The bike-sharing system, which has more than 175 docking stations across the District, Arlington and Alexandria, has become the latest tool to spur development and attract young people. Soon it will be coming to Montgomery County, and other communities are trying to bring it to their neighborhoods.
Craigslist showed 72 active housing listings touting proximity to bikeshare on Friday. It is featured on Airbnb as a perk for visiting tourists seeking to rent out locals' homes. Wal-Mart is planning to add the docking stations to its stores coming to the District, according to bikeshare officials.
About eight in 10 bikeshare members who responded to an annual survey said they are more likely to patronize a business if it is accessible by bikeshare. Those riders are a coveted demographic. They tend to be higher educated, wealthier and younger -- plus more likely to be male and white -- than the general population. Stewart Schwartz, who runs the Coalition for Smarter Growth, noted the service attracts new and young residents who are looking for walkable places to live and work. They are likely to be innovators who will help spur the economy, he said.

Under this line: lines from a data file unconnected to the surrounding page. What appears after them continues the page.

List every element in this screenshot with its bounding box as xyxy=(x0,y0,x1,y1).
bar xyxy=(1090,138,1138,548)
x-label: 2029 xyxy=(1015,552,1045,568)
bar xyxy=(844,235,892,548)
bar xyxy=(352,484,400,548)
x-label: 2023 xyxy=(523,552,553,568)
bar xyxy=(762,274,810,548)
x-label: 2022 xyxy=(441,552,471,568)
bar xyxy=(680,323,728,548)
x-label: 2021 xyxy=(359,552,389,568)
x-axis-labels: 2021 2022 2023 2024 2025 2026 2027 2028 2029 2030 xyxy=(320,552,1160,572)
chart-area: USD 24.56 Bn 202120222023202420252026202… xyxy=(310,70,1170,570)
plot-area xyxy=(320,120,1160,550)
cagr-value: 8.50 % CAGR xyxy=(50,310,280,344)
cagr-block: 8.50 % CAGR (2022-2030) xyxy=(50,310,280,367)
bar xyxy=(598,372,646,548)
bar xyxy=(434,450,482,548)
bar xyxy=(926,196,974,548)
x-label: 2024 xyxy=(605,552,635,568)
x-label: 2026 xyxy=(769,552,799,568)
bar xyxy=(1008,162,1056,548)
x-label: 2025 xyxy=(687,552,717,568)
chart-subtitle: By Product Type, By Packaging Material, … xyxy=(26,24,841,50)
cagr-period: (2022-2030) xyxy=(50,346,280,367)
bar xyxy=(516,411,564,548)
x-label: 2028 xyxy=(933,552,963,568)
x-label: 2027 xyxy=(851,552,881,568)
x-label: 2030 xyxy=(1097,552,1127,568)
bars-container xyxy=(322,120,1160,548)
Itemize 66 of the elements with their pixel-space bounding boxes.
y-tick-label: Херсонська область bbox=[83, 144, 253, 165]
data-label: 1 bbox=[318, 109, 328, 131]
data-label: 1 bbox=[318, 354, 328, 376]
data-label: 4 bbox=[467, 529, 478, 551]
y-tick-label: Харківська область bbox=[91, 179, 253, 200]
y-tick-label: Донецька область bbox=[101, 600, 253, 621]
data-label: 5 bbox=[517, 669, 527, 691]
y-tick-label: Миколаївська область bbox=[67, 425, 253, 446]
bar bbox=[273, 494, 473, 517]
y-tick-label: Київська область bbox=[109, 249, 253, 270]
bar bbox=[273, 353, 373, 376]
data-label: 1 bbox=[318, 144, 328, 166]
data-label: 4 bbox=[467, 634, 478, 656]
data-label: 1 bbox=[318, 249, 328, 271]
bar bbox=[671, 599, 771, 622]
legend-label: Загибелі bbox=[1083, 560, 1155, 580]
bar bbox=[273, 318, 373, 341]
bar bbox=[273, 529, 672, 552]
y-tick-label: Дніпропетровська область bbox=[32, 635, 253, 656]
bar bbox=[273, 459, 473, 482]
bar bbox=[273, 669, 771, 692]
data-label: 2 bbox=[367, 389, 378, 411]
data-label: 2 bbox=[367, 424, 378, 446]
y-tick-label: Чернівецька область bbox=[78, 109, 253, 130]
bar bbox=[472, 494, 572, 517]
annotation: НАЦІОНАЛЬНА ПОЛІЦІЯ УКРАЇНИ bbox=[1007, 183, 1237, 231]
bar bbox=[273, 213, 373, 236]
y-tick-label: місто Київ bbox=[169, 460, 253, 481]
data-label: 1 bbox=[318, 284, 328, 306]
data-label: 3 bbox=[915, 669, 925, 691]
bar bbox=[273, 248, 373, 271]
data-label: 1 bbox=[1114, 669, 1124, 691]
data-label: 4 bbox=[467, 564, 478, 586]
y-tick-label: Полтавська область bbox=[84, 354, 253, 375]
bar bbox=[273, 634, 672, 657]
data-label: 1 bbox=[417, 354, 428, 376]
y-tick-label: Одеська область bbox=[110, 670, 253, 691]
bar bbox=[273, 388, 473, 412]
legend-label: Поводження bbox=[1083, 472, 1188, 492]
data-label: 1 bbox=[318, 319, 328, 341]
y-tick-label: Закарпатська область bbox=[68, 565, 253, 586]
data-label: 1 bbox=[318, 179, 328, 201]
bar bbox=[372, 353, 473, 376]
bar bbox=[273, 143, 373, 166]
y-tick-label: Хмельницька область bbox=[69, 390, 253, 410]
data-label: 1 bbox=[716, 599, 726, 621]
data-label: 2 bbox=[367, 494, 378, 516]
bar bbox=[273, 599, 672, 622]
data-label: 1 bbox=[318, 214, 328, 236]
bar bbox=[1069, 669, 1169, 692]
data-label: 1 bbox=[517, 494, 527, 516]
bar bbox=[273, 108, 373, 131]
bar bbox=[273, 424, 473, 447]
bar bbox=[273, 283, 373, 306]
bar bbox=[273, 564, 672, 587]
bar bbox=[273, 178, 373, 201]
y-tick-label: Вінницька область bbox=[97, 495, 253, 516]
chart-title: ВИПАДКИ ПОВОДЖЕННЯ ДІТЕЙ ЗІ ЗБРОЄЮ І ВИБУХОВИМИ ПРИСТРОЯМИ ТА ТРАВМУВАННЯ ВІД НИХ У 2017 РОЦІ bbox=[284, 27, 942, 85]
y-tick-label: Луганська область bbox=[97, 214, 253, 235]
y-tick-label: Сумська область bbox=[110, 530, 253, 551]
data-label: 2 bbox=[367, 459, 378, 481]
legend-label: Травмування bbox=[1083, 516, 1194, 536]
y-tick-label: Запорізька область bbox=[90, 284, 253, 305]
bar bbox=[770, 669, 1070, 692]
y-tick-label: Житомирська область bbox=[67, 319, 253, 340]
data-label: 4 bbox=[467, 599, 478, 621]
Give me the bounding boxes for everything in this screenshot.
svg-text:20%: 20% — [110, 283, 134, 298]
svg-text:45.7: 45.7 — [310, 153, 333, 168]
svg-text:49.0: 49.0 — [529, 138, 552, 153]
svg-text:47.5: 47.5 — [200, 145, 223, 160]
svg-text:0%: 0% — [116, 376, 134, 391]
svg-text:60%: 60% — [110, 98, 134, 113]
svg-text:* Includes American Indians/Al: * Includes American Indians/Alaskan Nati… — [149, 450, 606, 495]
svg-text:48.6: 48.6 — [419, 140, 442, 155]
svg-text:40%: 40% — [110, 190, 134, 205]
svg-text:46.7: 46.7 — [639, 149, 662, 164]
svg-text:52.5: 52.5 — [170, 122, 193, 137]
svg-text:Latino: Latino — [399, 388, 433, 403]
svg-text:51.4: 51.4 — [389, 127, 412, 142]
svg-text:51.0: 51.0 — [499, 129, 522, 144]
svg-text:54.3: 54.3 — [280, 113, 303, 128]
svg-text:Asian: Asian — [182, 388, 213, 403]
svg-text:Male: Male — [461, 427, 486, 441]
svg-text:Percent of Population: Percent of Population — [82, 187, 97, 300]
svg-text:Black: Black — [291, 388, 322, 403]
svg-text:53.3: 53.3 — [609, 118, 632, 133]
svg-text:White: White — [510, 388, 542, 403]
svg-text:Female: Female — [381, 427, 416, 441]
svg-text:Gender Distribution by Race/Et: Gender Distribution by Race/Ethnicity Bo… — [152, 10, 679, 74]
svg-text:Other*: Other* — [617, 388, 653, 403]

Arlington County has viewed bikeshare as a economic development tool from the start, according to Chris Hamilton, who runs Arlington County commuter services. He said retailers, restaurants and shop owners want to be near the docking stations. "I think it's helping our local economy," he said.
The bikeshare stations were not always so coveted, though. A few years ago, neighbors near Lincoln Park in Capitol Hill fought against a docking station near them. But now, officials said, some developers are seeking them out.
Christopher Leinberger, a George Washington University professor and Brookings Institution fellow, said that Capital Bikeshare could become akin to cars and Metro in changing the dynamics of development around the region. Leinberger has studied the economic impact of Metrorail, which has spurred billions of dollars of development around the region in the past 37 years. "It could be that significant and yet it's really cheap," he said.
But bikeshare does not have the stability of Metro stations, noted Matt Klein, president of D.C. developer Akridge. Bikeshare docks are solar-powered, which has made them easy to install without needing to wire into the power grid. But that same ease of installation makes them easy to take away. By contrast, fixed rail Metro stations provide a predictable and unmovable piece of transportation infrastructure that can transport far more people than a 40-bike docking station, he said. Developers can build around a Metro station confident it will likely attract a permanent and steady flow of people.
Still, Klein said bikeshare is nice to have near Akridge projects. "It would fall more into an amenity category than important transportation infrastructure," he said. "It may evolve into something more."